Visualising the system job status

In order to view the job status of your cluster system you merely need to use the cluster_status command with the -m/--display_mode option, e.g.:

$ cluster_status -m job

To change the default title of the generated image, you need to set the value of the title key in the job viewer] section of the configuration file (clusterviz.conf):

[job viewer]
title = My awesome cluster job status

As before, in order to generate an output image one needs to use the '-N/--non_interactive‘ option:

$ cluster_status -m job -N

By default this will generate an image with filename cluster_job_status.png.

Updating the display

The display output can be updated by pressing the u key when in interactive mode.

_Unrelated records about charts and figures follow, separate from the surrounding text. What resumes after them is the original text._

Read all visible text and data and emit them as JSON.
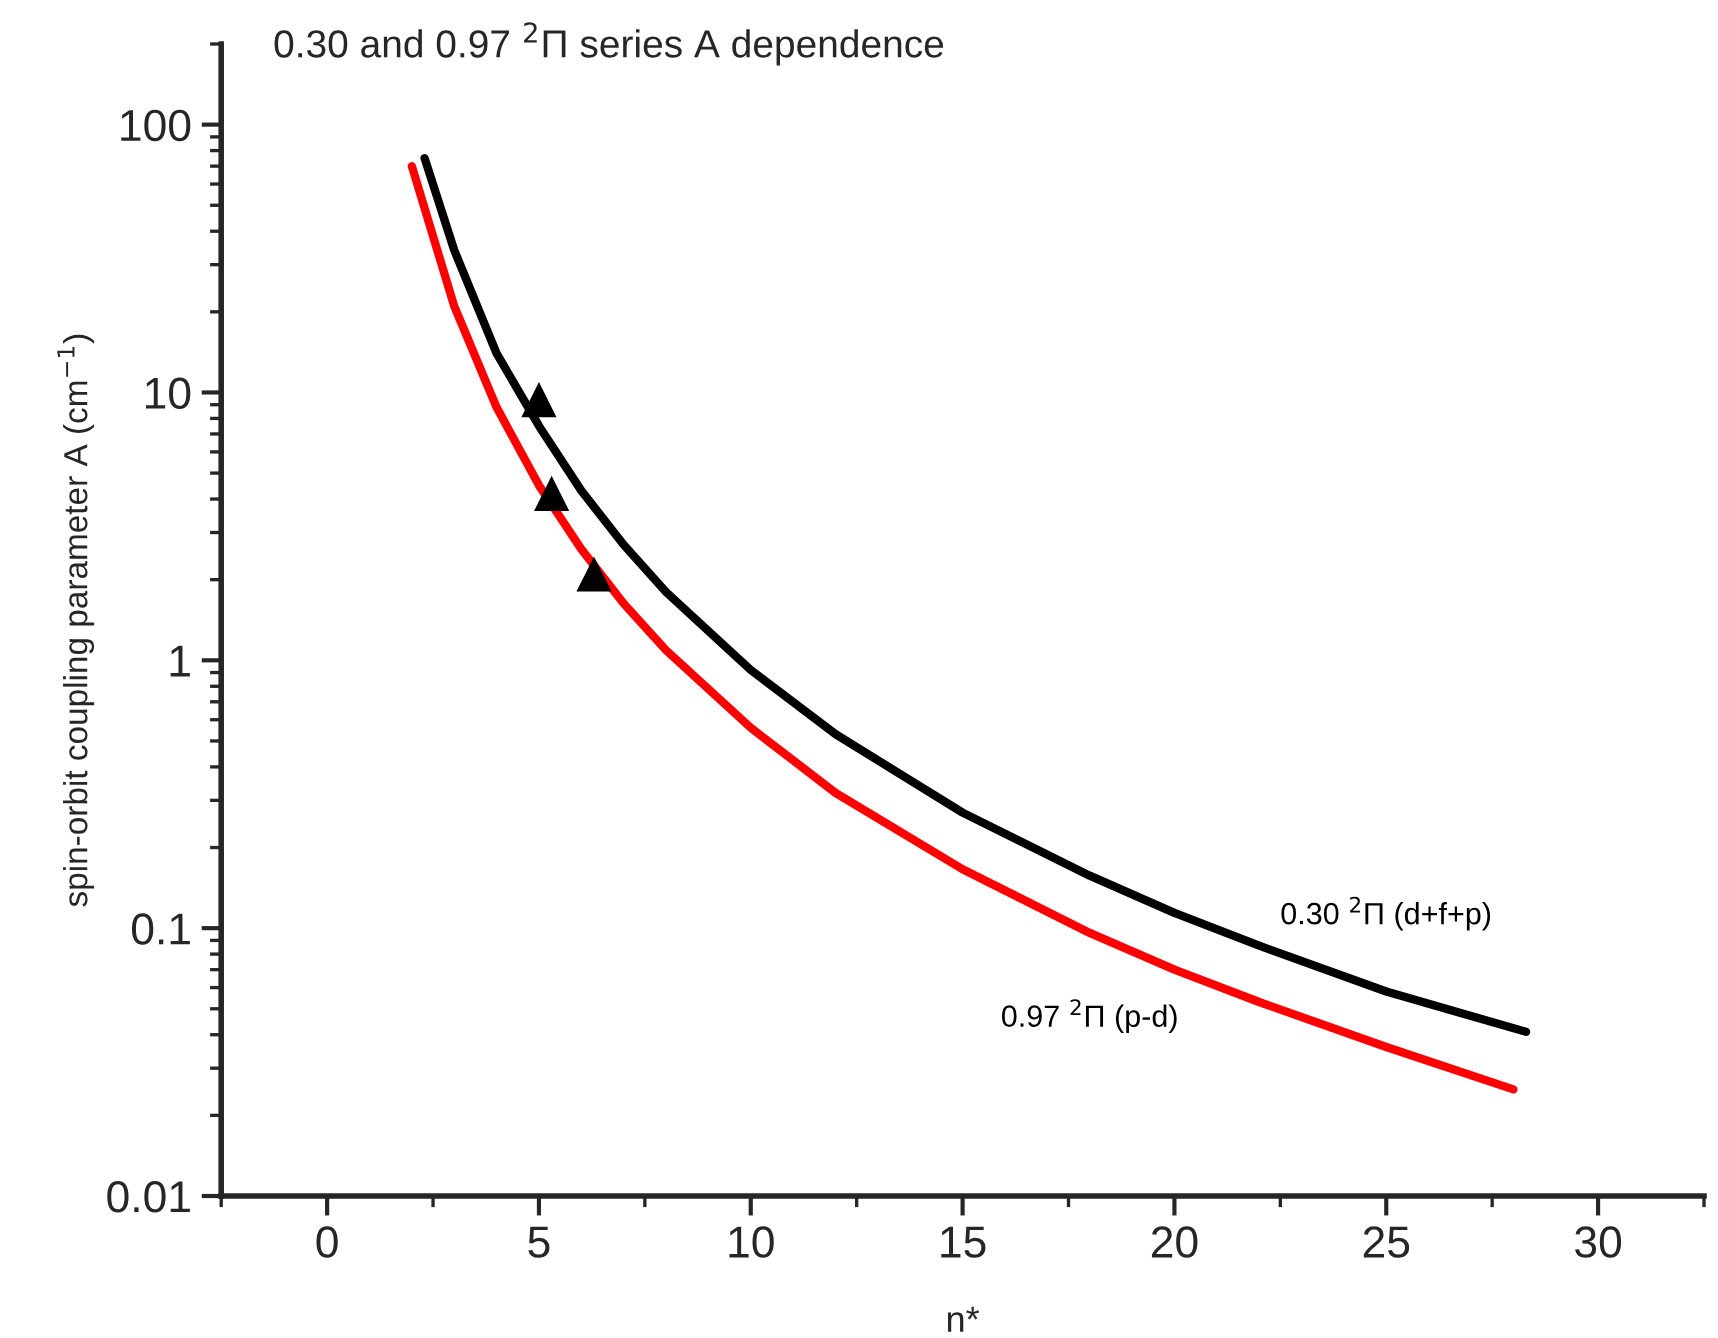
{
  "chart_data": {
    "type": "line",
    "title": "0.30 and 0.97 $^{2}$Π series A dependence",
    "xlabel": "n*",
    "ylabel": "spin-orbit coupling parameter A (cm$^{−1}$)",
    "log": "y",
    "xlim": [
      -2.5,
      32.5
    ],
    "xticks": [
      0,
      5,
      10,
      15,
      20,
      25,
      30
    ],
    "ylim": [
      0.01,
      200
    ],
    "yticks": [
      0.01,
      0.1,
      1,
      10,
      100
    ],
    "grid": false,
    "legend": false,
    "series": [
      {
        "name": "0.30 $^{2}$Π (d+f+p)",
        "color": "#000000",
        "x": [
          2.3,
          3,
          4,
          5,
          6,
          7,
          8,
          10,
          12,
          15,
          18,
          20,
          22,
          25,
          28.3
        ],
        "values": [
          75,
          34,
          14,
          7.5,
          4.3,
          2.7,
          1.8,
          0.92,
          0.53,
          0.27,
          0.157,
          0.114,
          0.086,
          0.058,
          0.041
        ]
      },
      {
        "name": "0.97 $^{2}$Π (p-d)",
        "color": "#ff0000",
        "x": [
          2,
          3,
          4,
          5,
          6,
          7,
          8,
          10,
          12,
          15,
          18,
          20,
          22,
          25,
          28
        ],
        "values": [
          70,
          21,
          8.8,
          4.5,
          2.6,
          1.63,
          1.09,
          0.56,
          0.32,
          0.166,
          0.096,
          0.07,
          0.053,
          0.036,
          0.025
        ]
      },
      {
        "type": "scatter",
        "marker": "triangle",
        "color": "#000000",
        "x": [
          5.0,
          5.3,
          6.3
        ],
        "values": [
          9.4,
          4.2,
          2.1
        ]
      }
    ]
  }
}
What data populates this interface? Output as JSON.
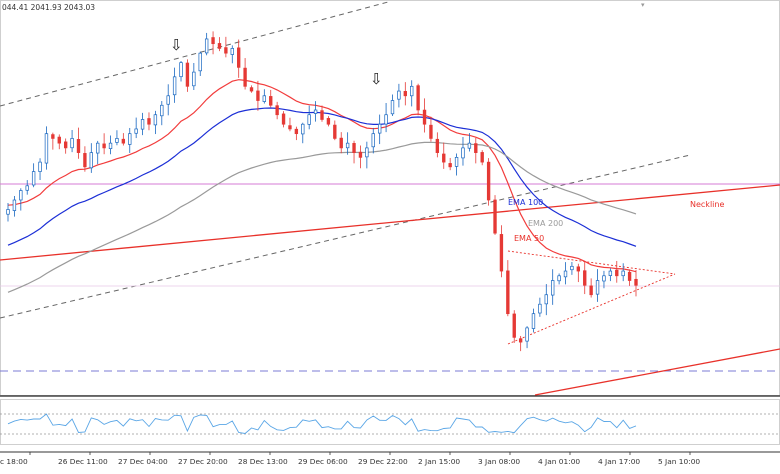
{
  "header": {
    "ohlc_text": "044.41 2041.93 2043.03"
  },
  "colors": {
    "bull_candle": "#1565c0",
    "bear_candle": "#e53935",
    "ema50": "#f23c3c",
    "ema100": "#1c2fd6",
    "ema200": "#9a9a9a",
    "trendline": "#e8312a",
    "channel": "#666666",
    "resistance": "#d060d0",
    "support_dash": "#7b7bd6",
    "rsi_line": "#5aa6e6"
  },
  "chart_data": {
    "type": "candlestick",
    "title": "",
    "xlabel": "",
    "ylabel": "",
    "x_ticks": [
      "c 18:00",
      "26 Dec 11:00",
      "27 Dec 04:00",
      "27 Dec 20:00",
      "28 Dec 13:00",
      "29 Dec 06:00",
      "29 Dec 22:00",
      "2 Jan 15:00",
      "3 Jan 08:00",
      "4 Jan 01:00",
      "4 Jan 17:00",
      "5 Jan 10:00"
    ],
    "ylim": [
      2012,
      2088
    ],
    "candles_close": [
      2048,
      2050,
      2052,
      2053,
      2056,
      2058,
      2064,
      2063,
      2062,
      2061,
      2063,
      2060,
      2057,
      2060,
      2062,
      2061,
      2062,
      2063,
      2062,
      2064,
      2065,
      2067,
      2066,
      2068,
      2070,
      2072,
      2076,
      2079,
      2074,
      2077,
      2081,
      2084,
      2083,
      2082,
      2081,
      2082,
      2078,
      2074,
      2073,
      2071,
      2072,
      2070,
      2068,
      2066,
      2065,
      2064,
      2066,
      2068,
      2069,
      2067,
      2066,
      2063,
      2061,
      2062,
      2060,
      2059,
      2061,
      2064,
      2066,
      2068,
      2071,
      2073,
      2072,
      2074,
      2069,
      2066,
      2063,
      2060,
      2058,
      2057,
      2059,
      2061,
      2062,
      2060,
      2058,
      2050,
      2043,
      2035,
      2026,
      2021,
      2020,
      2023,
      2026,
      2028,
      2030,
      2033,
      2034,
      2035,
      2036,
      2035,
      2032,
      2030,
      2033,
      2034,
      2035,
      2034,
      2035,
      2033,
      2032
    ],
    "indicators": [
      {
        "name": "EMA 100",
        "label": "EMA 100"
      },
      {
        "name": "EMA 200",
        "label": "EMA 200"
      },
      {
        "name": "EMA 50",
        "label": "EMA 50"
      }
    ],
    "annotations": [
      {
        "text": "Neckline"
      },
      {
        "text": "EMA 100"
      },
      {
        "text": "EMA 200"
      },
      {
        "text": "EMA 50"
      }
    ],
    "oscillator": {
      "name": "RSI",
      "levels": [
        30,
        70
      ]
    },
    "grid": false
  }
}
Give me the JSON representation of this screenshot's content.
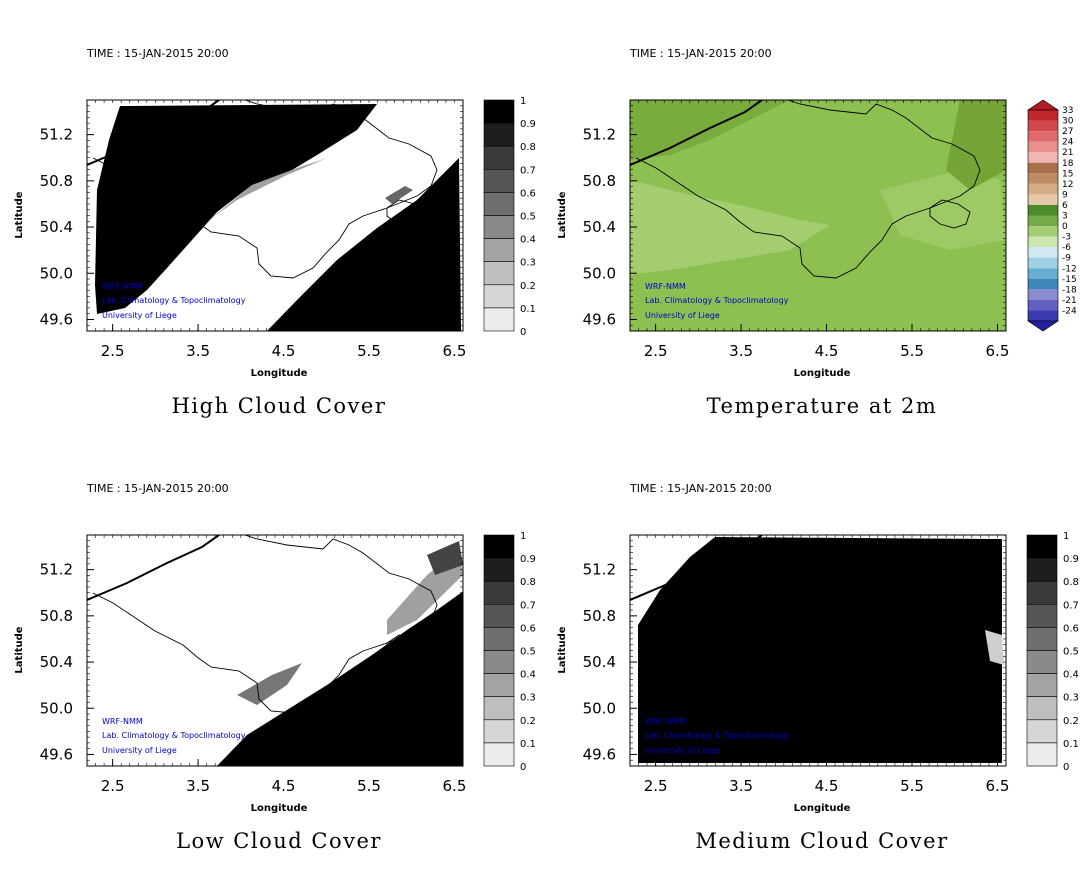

Generating movies of your cluster status information

The cluster load and job status images are saved to disk with the respective filenames cluster_load_status.png and cluster_job_status.png. An extra file image file with the current timestamp is also saved for each type of status image. These files can then be used to create movies of the evolution of the cluster status over time and can give insight into patterns not otherwise obvious from viewing the static images. The best way to produce such movies is to run 'cluster_status -m load and cluster_status -m job as cron jobs. For instance, one could save images every ten minutes, then after a day or even a week, one can generate an mpeg movie file from the collected images.